Le stelle in realtà non sono altro che dei reattori nucleari di immensa energia. Quando però il combustibile principale si esaurisce la stella per mantenersi in equilibrio deve bruciare elementi
via via sempre più pesanti quali elio, carbonio, silicio, ferro. Una volta arrivati alla combustione del ferro le reazioni nucleari del core della stella non producono più energia ma anzi la
assorbano, non essendoci più la spinta verso l’alto, la gravità comprime il nucleo e per stelle di grande massa questo nucleo diventa un buco nero, nel quale la forza di gravità è così elevata che
neanche la luce può sfuggire da un simile oggetto e risulta appunto non visibile, quindi nero. Secondo la teoria della relatività generale di Einstein i buchi neri rappresentano delle deformazioni
dello spazio-tempo nelle quali le leggi della fisica come le conosciamo noi perdono di validità, dei vortici immensi dove il tempo si congela e qualsiasi cosa cada dentro questi mostri viene
annientato dalla forza di gravità. Tuttavia è possibile individuare i buchi neri a causa dell’influenza gravitazionale che essi hanno per esempio sulle stelle vicine. Non sono rari i casi nei quali
un buco nero risucchia come un aspirapolvere cosmico l’atmosfera di una stella compagna. I gas dell’atmosfera della stella vengono compressi e riscaldati a tal punto durante la caduta dentro il
buco nero, che si osserva un’intensa emissione di raggi X che i nostri strumenti sui satelliti possono rivelare.

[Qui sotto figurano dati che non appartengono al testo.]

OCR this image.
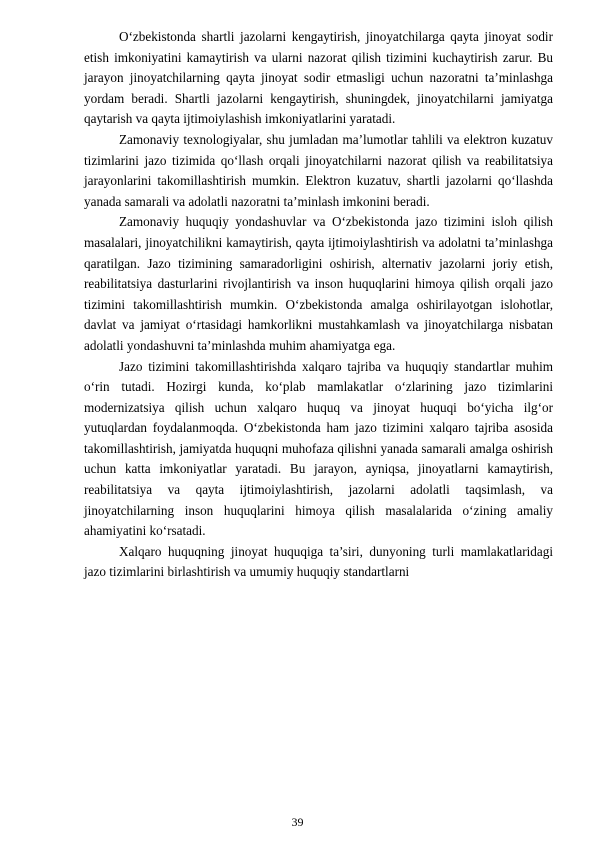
O‘zbekistonda shartli jazolarni kengaytirish, jinoyatchilarga qayta jinoyat sodir etish imkoniyatini kamaytirish va ularni nazorat qilish tizimini kuchaytirish zarur. Bu jarayon jinoyatchilarning qayta jinoyat sodir etmasligi uchun nazoratni ta’minlashga yordam beradi. Shartli jazolarni kengaytirish, shuningdek, jinoyatchilarni jamiyatga qaytarish va qayta ijtimoiylashish imkoniyatlarini yaratadi.

Zamonaviy texnologiyalar, shu jumladan ma’lumotlar tahlili va elektron kuzatuv tizimlarini jazo tizimida qo‘llash orqali jinoyatchilarni nazorat qilish va reabilitatsiya jarayonlarini takomillashtirish mumkin. Elektron kuzatuv, shartli jazolarni qo‘llashda yanada samarali va adolatli nazoratni ta’minlash imkonini beradi.

Zamonaviy huquqiy yondashuvlar va O‘zbekistonda jazo tizimini isloh qilish masalalari, jinoyatchilikni kamaytirish, qayta ijtimoiylashtirish va adolatni ta’minlashga qaratilgan. Jazo tizimining samaradorligini oshirish, alternativ jazolarni joriy etish, reabilitatsiya dasturlarini rivojlantirish va inson huquqlarini himoya qilish orqali jazo tizimini takomillashtirish mumkin. O‘zbekistonda amalga oshirilayotgan islohotlar, davlat va jamiyat o‘rtasidagi hamkorlikni mustahkamlash va jinoyatchilarga nisbatan adolatli yondashuvni ta’minlashda muhim ahamiyatga ega.

Jazo tizimini takomillashtirishda xalqaro tajriba va huquqiy standartlar muhim o‘rin tutadi. Hozirgi kunda, ko‘plab mamlakatlar o‘zlarining jazo tizimlarini modernizatsiya qilish uchun xalqaro huquq va jinoyat huquqi bo‘yicha ilg‘or yutuqlardan foydalanmoqda. O‘zbekistonda ham jazo tizimini xalqaro tajriba asosida takomillashtirish, jamiyatda huquqni muhofaza qilishni yanada samarali amalga oshirish uchun katta imkoniyatlar yaratadi. Bu jarayon, ayniqsa, jinoyatlarni kamaytirish, reabilitatsiya va qayta ijtimoiylashtirish, jazolarni adolatli taqsimlash, va jinoyatchilarning inson huquqlarini himoya qilish masalalarida o‘zining amaliy ahamiyatini ko‘rsatadi.

Xalqaro huquqning jinoyat huquqiga ta’siri, dunyoning turli mamlakatlaridagi jazo tizimlarini birlashtirish va umumiy huquqiy standartlarni

39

In aggiunta a questo esistono altri misteri irrisolti del cosmo come per esempio la materia oscura (Dark Matter), una sorta di materia esotica che non riusciamo ad osservare con i nostri telescopi,
ma che influenza gravitazionalmente il movimento di stelle e galassia. Ancora oggi non si conoscono le particelle che compongono questa materia oscura, alcuni pensano siano delle particelle
massicce debolmente interagenti altri stelle piccole e poco luminose come le “nane brune”, altri ancora le particelle più elusive che conosciamo, i neutrini. Lo studio e la ricerca della materia
oscura è molto importante in quanto il destino dell’universo è legato ad essa.
Lo spazio, l’ultima frontiera è così grande e i suoi fenomeni sono così colossali che spesso ci sentiamo soli ed indifesi al solo pensiero, tuttavia lo studio e la ricerca delle spiegazioni, dei
perché noi e l’universo esistiamo, rappresentano delle sfide che la nostra mente può e deve svelare.